Before and within the first 14 days following the 7-week intervention period, the subjects completed testing with no more than 4 days between the tests. Prior to testing, the subjects refrained from severe physical activity for at least 48 h. The warm-up before conducting the Yo–Yo IE1, 1500-m, and 3-km run consisted of 15 min with low-to-moderate speed running including running drills (heel kicks, knee lifts, and side hops), dynamic stretches and mobilizing exercises. Before each test, the subjects was told to complete the 1500-m and 3-km test as fast as possible and continue as far as possible in the Yo–Yo IE1 test. The subjects had no information about their individual performance before completion of the last test in the study.

1500-m and 3-km

The 1500-m and 3-km run was carried out on a GPS measured 1.5-km course. The subjects did not wear watches during the tests and were not aware about running time. The time to complete the 1500 m and 3 km was used as the test result.

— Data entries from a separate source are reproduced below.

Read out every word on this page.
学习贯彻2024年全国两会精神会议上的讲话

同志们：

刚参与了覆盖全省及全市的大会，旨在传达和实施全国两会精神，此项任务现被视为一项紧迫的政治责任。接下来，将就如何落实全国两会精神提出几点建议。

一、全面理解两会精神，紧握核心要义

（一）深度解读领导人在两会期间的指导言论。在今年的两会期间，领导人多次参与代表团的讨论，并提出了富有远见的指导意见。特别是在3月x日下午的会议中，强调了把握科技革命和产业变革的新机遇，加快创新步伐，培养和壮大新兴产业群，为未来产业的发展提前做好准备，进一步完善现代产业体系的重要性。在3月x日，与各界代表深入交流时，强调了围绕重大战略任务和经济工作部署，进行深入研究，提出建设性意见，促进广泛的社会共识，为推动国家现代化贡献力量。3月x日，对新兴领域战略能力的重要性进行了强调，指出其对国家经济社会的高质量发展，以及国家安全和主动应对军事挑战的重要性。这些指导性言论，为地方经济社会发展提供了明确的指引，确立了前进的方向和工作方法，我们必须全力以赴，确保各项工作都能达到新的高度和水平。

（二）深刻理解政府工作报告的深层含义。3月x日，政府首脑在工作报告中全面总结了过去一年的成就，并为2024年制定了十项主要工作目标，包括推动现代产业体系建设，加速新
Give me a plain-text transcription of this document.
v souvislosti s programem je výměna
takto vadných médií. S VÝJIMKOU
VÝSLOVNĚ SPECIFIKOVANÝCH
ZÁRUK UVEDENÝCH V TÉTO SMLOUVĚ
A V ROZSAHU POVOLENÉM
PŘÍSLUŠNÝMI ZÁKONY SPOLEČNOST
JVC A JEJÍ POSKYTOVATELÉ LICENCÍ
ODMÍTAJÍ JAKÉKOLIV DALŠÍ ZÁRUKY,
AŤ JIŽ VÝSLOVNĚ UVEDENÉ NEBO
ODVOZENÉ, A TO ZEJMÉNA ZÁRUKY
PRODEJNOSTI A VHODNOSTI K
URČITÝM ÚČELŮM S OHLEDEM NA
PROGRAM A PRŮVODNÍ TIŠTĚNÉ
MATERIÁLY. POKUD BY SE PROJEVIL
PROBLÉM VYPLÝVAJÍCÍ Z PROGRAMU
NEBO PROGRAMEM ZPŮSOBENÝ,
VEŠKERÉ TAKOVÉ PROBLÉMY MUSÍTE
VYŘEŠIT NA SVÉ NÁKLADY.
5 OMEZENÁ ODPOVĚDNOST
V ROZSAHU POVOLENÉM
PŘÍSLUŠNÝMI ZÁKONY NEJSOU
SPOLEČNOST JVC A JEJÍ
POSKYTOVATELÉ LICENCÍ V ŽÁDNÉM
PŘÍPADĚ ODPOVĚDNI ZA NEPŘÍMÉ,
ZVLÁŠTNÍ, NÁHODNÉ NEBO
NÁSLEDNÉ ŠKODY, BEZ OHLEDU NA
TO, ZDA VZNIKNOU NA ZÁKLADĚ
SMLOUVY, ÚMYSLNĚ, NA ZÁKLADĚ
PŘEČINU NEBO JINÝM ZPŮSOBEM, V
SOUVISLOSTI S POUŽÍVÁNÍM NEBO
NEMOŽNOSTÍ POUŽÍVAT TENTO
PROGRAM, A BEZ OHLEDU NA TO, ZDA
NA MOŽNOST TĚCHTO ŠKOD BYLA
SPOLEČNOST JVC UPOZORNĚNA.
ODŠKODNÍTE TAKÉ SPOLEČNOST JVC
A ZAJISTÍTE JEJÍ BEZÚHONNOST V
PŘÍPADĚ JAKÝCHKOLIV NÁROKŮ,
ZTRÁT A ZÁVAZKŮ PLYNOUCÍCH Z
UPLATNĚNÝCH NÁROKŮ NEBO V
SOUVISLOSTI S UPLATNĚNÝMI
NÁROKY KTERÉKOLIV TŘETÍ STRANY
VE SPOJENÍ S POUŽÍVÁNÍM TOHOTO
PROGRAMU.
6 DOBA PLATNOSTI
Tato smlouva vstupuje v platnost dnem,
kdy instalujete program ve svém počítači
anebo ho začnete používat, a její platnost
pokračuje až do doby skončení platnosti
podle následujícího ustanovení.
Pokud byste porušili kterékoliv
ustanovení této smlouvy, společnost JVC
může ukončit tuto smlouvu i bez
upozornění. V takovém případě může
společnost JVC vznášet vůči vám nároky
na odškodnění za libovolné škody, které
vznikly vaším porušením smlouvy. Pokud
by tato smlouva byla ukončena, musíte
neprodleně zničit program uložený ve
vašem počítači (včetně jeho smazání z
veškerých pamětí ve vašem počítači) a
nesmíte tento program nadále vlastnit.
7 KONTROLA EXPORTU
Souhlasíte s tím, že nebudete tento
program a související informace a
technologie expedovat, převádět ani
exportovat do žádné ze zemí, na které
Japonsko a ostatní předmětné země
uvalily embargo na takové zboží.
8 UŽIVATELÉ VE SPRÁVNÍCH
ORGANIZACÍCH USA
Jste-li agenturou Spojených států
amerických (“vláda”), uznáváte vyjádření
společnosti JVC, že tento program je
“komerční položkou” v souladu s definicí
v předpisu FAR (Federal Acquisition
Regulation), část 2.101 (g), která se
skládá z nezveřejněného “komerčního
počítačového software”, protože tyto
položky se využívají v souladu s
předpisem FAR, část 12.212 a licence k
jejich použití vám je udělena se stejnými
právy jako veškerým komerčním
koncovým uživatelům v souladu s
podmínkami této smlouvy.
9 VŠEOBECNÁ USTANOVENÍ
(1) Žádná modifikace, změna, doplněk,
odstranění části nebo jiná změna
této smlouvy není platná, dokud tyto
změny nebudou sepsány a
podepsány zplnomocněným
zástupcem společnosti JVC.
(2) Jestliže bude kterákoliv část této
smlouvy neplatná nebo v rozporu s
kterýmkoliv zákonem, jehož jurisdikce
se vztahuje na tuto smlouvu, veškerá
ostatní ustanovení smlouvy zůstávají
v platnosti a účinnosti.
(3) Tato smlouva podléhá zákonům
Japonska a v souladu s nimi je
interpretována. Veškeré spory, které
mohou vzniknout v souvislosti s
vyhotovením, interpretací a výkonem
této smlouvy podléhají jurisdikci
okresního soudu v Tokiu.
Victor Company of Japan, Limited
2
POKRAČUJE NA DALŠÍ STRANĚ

Yo–Yo intermittent endurance test level 1

On a separate occasion, the subjects completed the Yo–Yo IE1 test consisting of repeated 20-m shuttle runs, back and forth between the starting line and finish line marked by cones, at a progressively increased running speed dictated by audio bleeps from a pre-recorded source. Between each shuttle, the subjects had a 5-s rest period of slow jogging or walking around a cone placed 2.5 m from the starting line. The test result was recorded as the distance covered at the point when subjects have failed twice to reach the finishing line in between the bleep. All testing sessions were performed indoor on 2 × 20-m running lanes marked by cones (Bangsbo 1994).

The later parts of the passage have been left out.